Nothing in the measure would bar the state from charging tolls on entirely new roads. That is one of the options being discussed for construction of new highways, including the proposed Interstate 11 which could stretch from south of Tucson to Las Vegas.
Tracy said he has no objections to the kind of public-private partnerships that might be needed for new roadways. But he said it makes no sense to try to raise money by charging people to use something that already exists.
That's also the position of the Arizona Trucking Association, said organization President Anthony Bradley.
“We have a highway trust fund to build roads,'' he said. “And truckers pay a huge portion of that funding.”
Bradley said charging people to drive on those already constructed amounts to “double taxation.”
But the truckers won't be providing funds for Tracy's initiative. Bradley said they would prefer to spend their resources on ways to find more money to build new roads, including the possibility of new or higher taxes.
The central question is that issue of double taxation.
Eric Anderson, transportation director for MAG, does not dispute the fact that Arizona motorists have already shelled out cash for the roads that are there. But Anderson said plans to build out the system — and, in particular, add lanes and capacity — have stalled because tax revenues haven't kept pace.

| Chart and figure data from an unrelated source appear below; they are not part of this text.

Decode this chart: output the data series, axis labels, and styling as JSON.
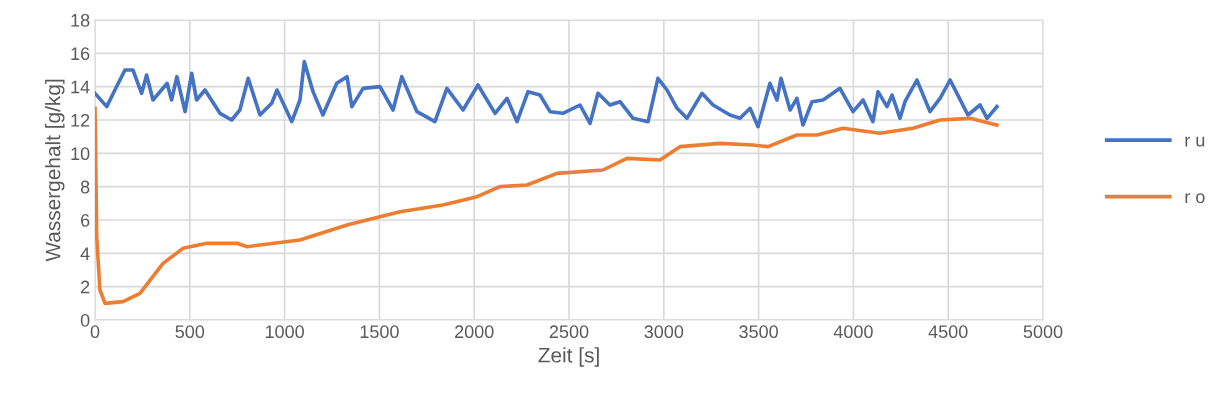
{
  "chart_data": {
    "type": "line",
    "xlabel": "Zeit [s]",
    "ylabel": "Wassergehalt [g/kg]",
    "xlim": [
      0,
      5000
    ],
    "ylim": [
      0,
      18
    ],
    "xticks": [
      0,
      500,
      1000,
      1500,
      2000,
      2500,
      3000,
      3500,
      4000,
      4500,
      5000
    ],
    "yticks": [
      0,
      2,
      4,
      6,
      8,
      10,
      12,
      14,
      16,
      18
    ],
    "grid": true,
    "legend": "right",
    "marker": "none",
    "line_style": "solid",
    "series": [
      {
        "name": "r u",
        "color": "#4472c4",
        "x": [
          0,
          62,
          105,
          158,
          200,
          246,
          272,
          306,
          380,
          404,
          432,
          475,
          510,
          536,
          580,
          659,
          721,
          764,
          808,
          870,
          932,
          960,
          1038,
          1081,
          1104,
          1150,
          1202,
          1275,
          1329,
          1355,
          1414,
          1503,
          1572,
          1618,
          1698,
          1793,
          1856,
          1941,
          2020,
          2110,
          2173,
          2226,
          2284,
          2347,
          2400,
          2468,
          2558,
          2611,
          2653,
          2716,
          2769,
          2838,
          2917,
          2969,
          3017,
          3070,
          3122,
          3201,
          3260,
          3349,
          3402,
          3455,
          3497,
          3560,
          3597,
          3618,
          3666,
          3702,
          3734,
          3782,
          3840,
          3929,
          3998,
          4051,
          4103,
          4130,
          4177,
          4204,
          4246,
          4272,
          4335,
          4404,
          4457,
          4510,
          4546,
          4604,
          4668,
          4705,
          4757
        ],
        "values": [
          13.6,
          12.8,
          13.8,
          15.0,
          15.0,
          13.6,
          14.7,
          13.2,
          14.2,
          13.2,
          14.6,
          12.5,
          14.8,
          13.2,
          13.8,
          12.4,
          12.0,
          12.6,
          14.5,
          12.3,
          13.0,
          13.8,
          11.9,
          13.2,
          15.5,
          13.7,
          12.3,
          14.2,
          14.6,
          12.8,
          13.9,
          14.0,
          12.6,
          14.6,
          12.5,
          11.9,
          13.9,
          12.6,
          14.1,
          12.4,
          13.3,
          11.9,
          13.7,
          13.5,
          12.5,
          12.4,
          12.9,
          11.8,
          13.6,
          12.9,
          13.1,
          12.1,
          11.9,
          14.5,
          13.8,
          12.7,
          12.1,
          13.6,
          12.9,
          12.3,
          12.1,
          12.7,
          11.6,
          14.2,
          13.2,
          14.5,
          12.6,
          13.3,
          11.7,
          13.1,
          13.2,
          13.9,
          12.5,
          13.2,
          11.9,
          13.7,
          12.8,
          13.5,
          12.1,
          13.1,
          14.4,
          12.5,
          13.3,
          14.4,
          13.6,
          12.3,
          12.9,
          12.1,
          12.8
        ]
      },
      {
        "name": "r o",
        "color": "#ed7d31",
        "x": [
          0,
          9,
          26,
          53,
          148,
          237,
          359,
          464,
          590,
          749,
          802,
          1081,
          1329,
          1503,
          1609,
          1835,
          2015,
          2136,
          2278,
          2437,
          2679,
          2806,
          2980,
          3085,
          3296,
          3470,
          3550,
          3702,
          3808,
          3945,
          4140,
          4314,
          4457,
          4615,
          4757
        ],
        "values": [
          12.7,
          5.0,
          1.8,
          1.0,
          1.1,
          1.6,
          3.4,
          4.3,
          4.6,
          4.6,
          4.4,
          4.8,
          5.7,
          6.2,
          6.5,
          6.9,
          7.4,
          8.0,
          8.1,
          8.8,
          9.0,
          9.7,
          9.6,
          10.4,
          10.6,
          10.5,
          10.4,
          11.1,
          11.1,
          11.5,
          11.2,
          11.5,
          12.0,
          12.1,
          11.7
        ]
      }
    ]
  }
}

One problem is that state gasoline taxes, which have been pegged at 18 cents a gallon for two decades, are not growing as fast as the number of cars and trucks on the road due to improved fuel efficiency. Ditto for federal highway aid.
Anderson also said a half-cent sales tax approved by Maricopa County voters for freeway construction is bringing in 40 percent less now than was anticipated in 2003.
And then there's the fact that state lawmakers have siphoned off some gasoline levy revenues each year to help offset the cost of keeping the Department of Public Safety on the road without using other tax dollars.
Tracy said the one answer is simply increase the state gasoline tax. And Bradley said the rate should be indexed to account for inflation, rather than a flat per-gallon fee.
But Anderson said toll lanes can raise a lot of money quickly.
He said one idea is to actually double the number of HOV lanes in each direction, using revenues from the tolls to pay off the costs. That gets a second lane for carpoolers, motorcyclists and mass transit — as well as the lone-driving motorists willing to pay — without having to find another source of revenues.
Anderson said, though, the plan could also take the form of simply adding tolls to existing HOV lanes without widening the roadway. He added the plan is to charge tolls on existing HOV lanes only when an additional lane can be constructed with the revenues to increase freeway capacity.
The initiative could be a race against the clock.
Anderson said plans could be ready to proceed as early as a year from now. That would be before voters get a chance to even consider the initiative, assuming it makes the ballot.
The idea of toll lanes is not new. Anderson said there already are special lanes in Denver, San Diego, Los Angeles, Seattle, Dallas and Houston.